The true nature of balanced interfaces is widely misunderstood. For example "Each conductor is always equal in voltage but opposite in polarity to the other. The circuit that receives this signal in the mixer is called a differential amplifier and this opposing polarity of the conductors is essential for its operation." [3] This, like many explanations in print (some in otherwise respectable books), describes signal symmetry " "equal in voltage but opposite in polarity" " but fails to even mention the single most important feature of a balanced interface. SIGNAL SYMMETRY HAS ABSOLUTELY NOTHING TO DO WITH NOISE REJECTION — IMPEDANCE IS WHAT MATTERS!
A good, accurate definition is "A balanced circuit is a two-conductor circuit in which both conductors and all circuits connected to them have the same impedance with respect to ground and to all other conductors. The purpose of balancing is to make the noise pickup equal in both conductors, in which case it will be a common-mode signal which can be made to cancel out in the load." [4] The impedances, with respect to ground, of the two lines is what defines an interface as balanced or unbalanced. In an unbalanced interface, one line is grounded, making its impedance zero. In a balanced interface, the two lines have equal impedance. It's also important to understand that line impedances are affected by everything connected to them. This includes the line driver, the line or cable itself, and the line receiver.
The line receiver uses a differential amplifier to reject common-mode voltages. The IEEE Dictionary defines a differential amplifier as "an amplifier that produces an output only in response to a potential difference between its input terminals (differential-mode signal) and in which output due to common-mode interference voltages on both its input terminals is suppressed." [5] Since transformers have intrinsic differential response, any amplifier preceded by an appropriate transformer becomes a differential amplifier.

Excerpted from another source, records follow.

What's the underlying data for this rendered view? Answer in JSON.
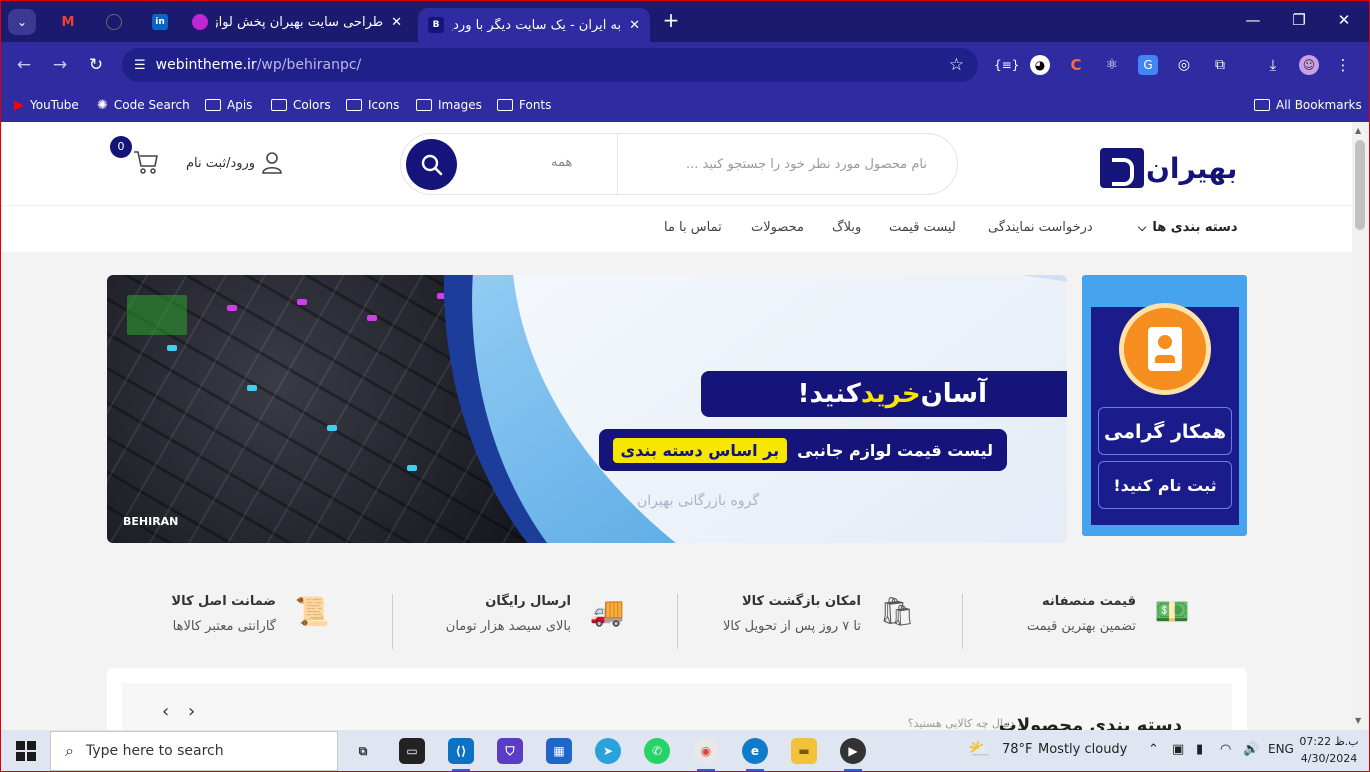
{
  "browser": {
    "tabs": [
      {
        "title": "",
        "favicon": "gmail",
        "color": "#ffffff"
      },
      {
        "title": "",
        "favicon": "github",
        "color": "#555555"
      },
      {
        "title": "",
        "favicon": "linkedin",
        "color": "#0a66c2"
      },
      {
        "title": "طراحی سایت بهیران پخش لوازم جا",
        "favicon": "app-icon",
        "color": "#c026d3"
      },
      {
        "title": "به ایران - یک سایت دیگر با وردپرس",
        "favicon": "behiran",
        "color": "#14147a"
      }
    ],
    "url": {
      "host": "webintheme.ir",
      "path": "/wp/behiranpc/"
    },
    "bookmarks": [
      {
        "label": "YouTube",
        "icon": "youtube-icon"
      },
      {
        "label": "Code Search",
        "icon": "code-search-icon"
      },
      {
        "label": "Apis",
        "icon": "folder-icon"
      },
      {
        "label": "Colors",
        "icon": "folder-icon"
      },
      {
        "label": "Icons",
        "icon": "folder-icon"
      },
      {
        "label": "Images",
        "icon": "folder-icon"
      },
      {
        "label": "Fonts",
        "icon": "folder-icon"
      }
    ],
    "all_bookmarks": "All Bookmarks"
  },
  "site": {
    "logo_text": "بهیران",
    "search": {
      "placeholder": "نام محصول مورد نظر خود را جستجو کنید ...",
      "category": "همه"
    },
    "login_label": "ورود/ثبت نام",
    "cart_count": "0",
    "nav": {
      "categories": "دسته بندی ها",
      "items": [
        "درخواست نمایندگی",
        "لیست قیمت",
        "وبلاگ",
        "محصولات",
        "تماس با ما"
      ]
    },
    "hero": {
      "headline_pre": "آسان",
      "headline_hl": "خرید",
      "headline_post": "کنید!",
      "sub": "لیست قیمت لوازم جانبی",
      "sub_tag": "بر اساس دسته بندی",
      "watermark": "گروه بازرگانی بهیران",
      "logo_small": "BEHIRAN"
    },
    "side_banner": {
      "title": "همکار گرامی",
      "cta": "ثبت نام کنید!"
    },
    "features": [
      {
        "title": "قیمت منصفانه",
        "sub": "تضمین بهترین قیمت",
        "icon": "money-icon"
      },
      {
        "title": "امکان بازگشت کالا",
        "sub": "تا ۷ روز پس از تحویل کالا",
        "icon": "return-bag-icon"
      },
      {
        "title": "ارسال رایگان",
        "sub": "بالای سیصد هزار تومان",
        "icon": "truck-icon"
      },
      {
        "title": "ضمانت اصل کالا",
        "sub": "گارانتی معتبر کالاها",
        "icon": "certificate-icon"
      }
    ],
    "categories_section": {
      "title": "دسته بندی محصولات",
      "subtitle": "به دنبال چه کالایی هستید؟"
    }
  },
  "taskbar": {
    "search_placeholder": "Type here to search",
    "weather": {
      "temp": "78°F",
      "text": "Mostly cloudy"
    },
    "lang": "ENG",
    "time": "07:22 ب.ظ",
    "date": "4/30/2024"
  }
}
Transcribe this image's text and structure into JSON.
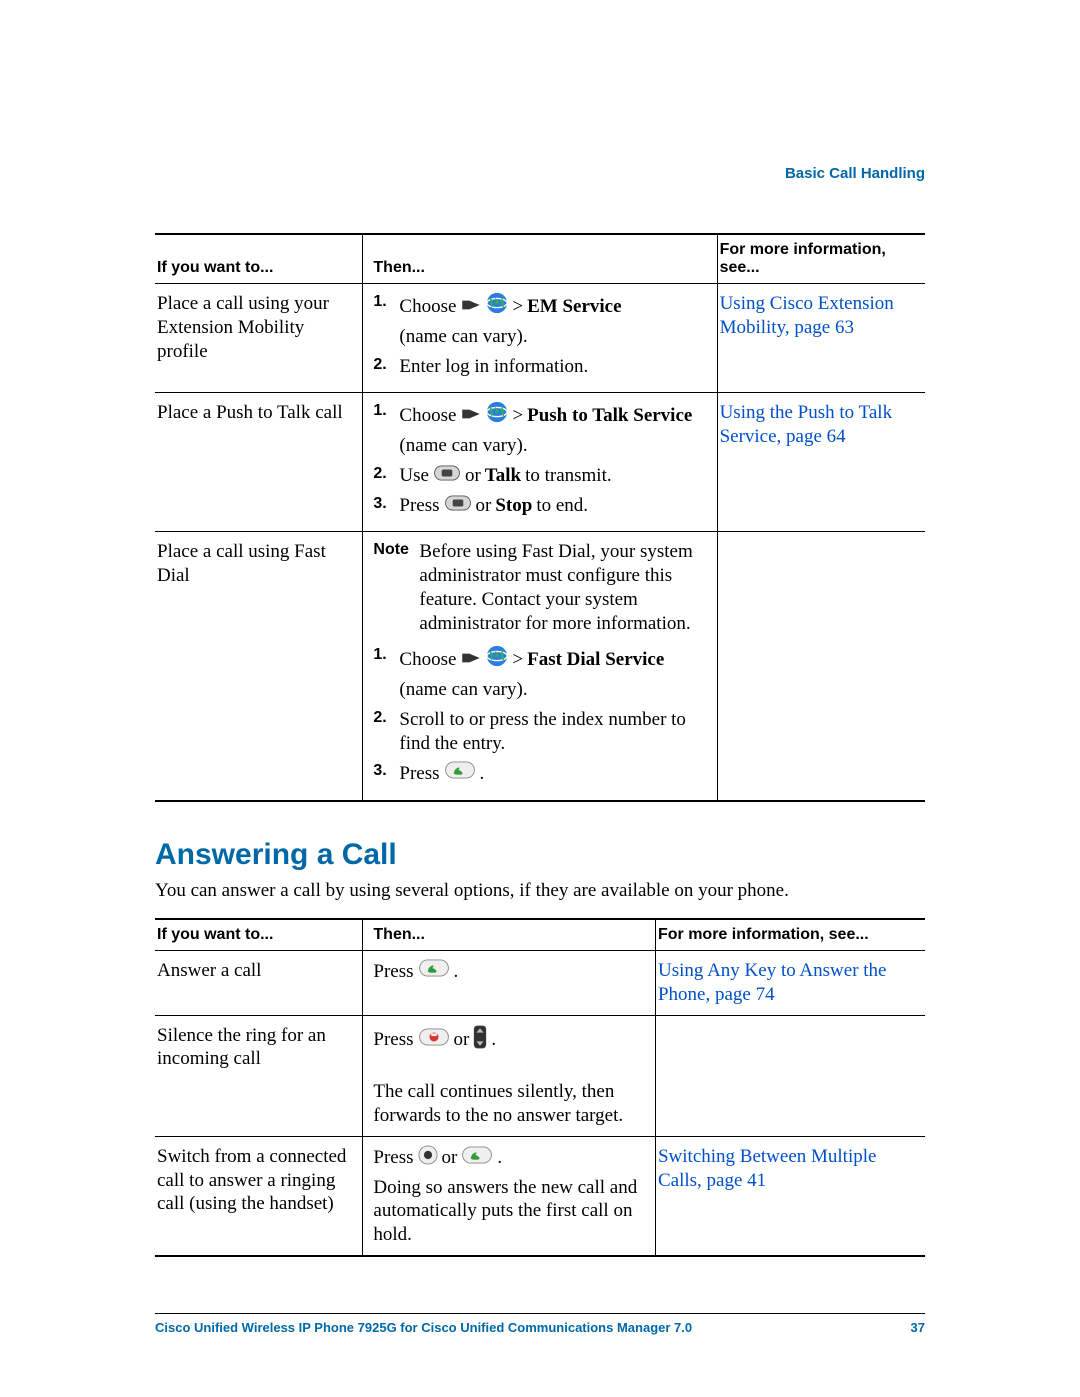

The basic theory of the balanced interface is straightforward. (For purposes of this discussion, assume that the ground reference of Device A has a noise voltage, which we will call "ground noise," with respect to the Device B ground reference.) If we look at the HI and LO inputs of Device B with respect to its ground reference, we see audio signals (if present) plus the ground noise. If the voltage dividers consisting of Zo/2 and Zcm on each of the lines have identical ratios, we'll see identical noise voltages at the two inputs of Device B. Since there is no difference in the two noise voltages, the differential amplifier has no output and the noise is said to be rejected. Since the audio signal from Device A generates a voltage difference between the Device B inputs, it appears at the output of the differential amplifier. Therefore, we can completely rejects the ground noise if the voltage divider ratios are perfectly matched. In the real world, we can't perfectly match the voltage dividers to get infinite rejection. But if we want 120 dB of rejection, for example, we must match them to within 0.0001% or 1 part per million!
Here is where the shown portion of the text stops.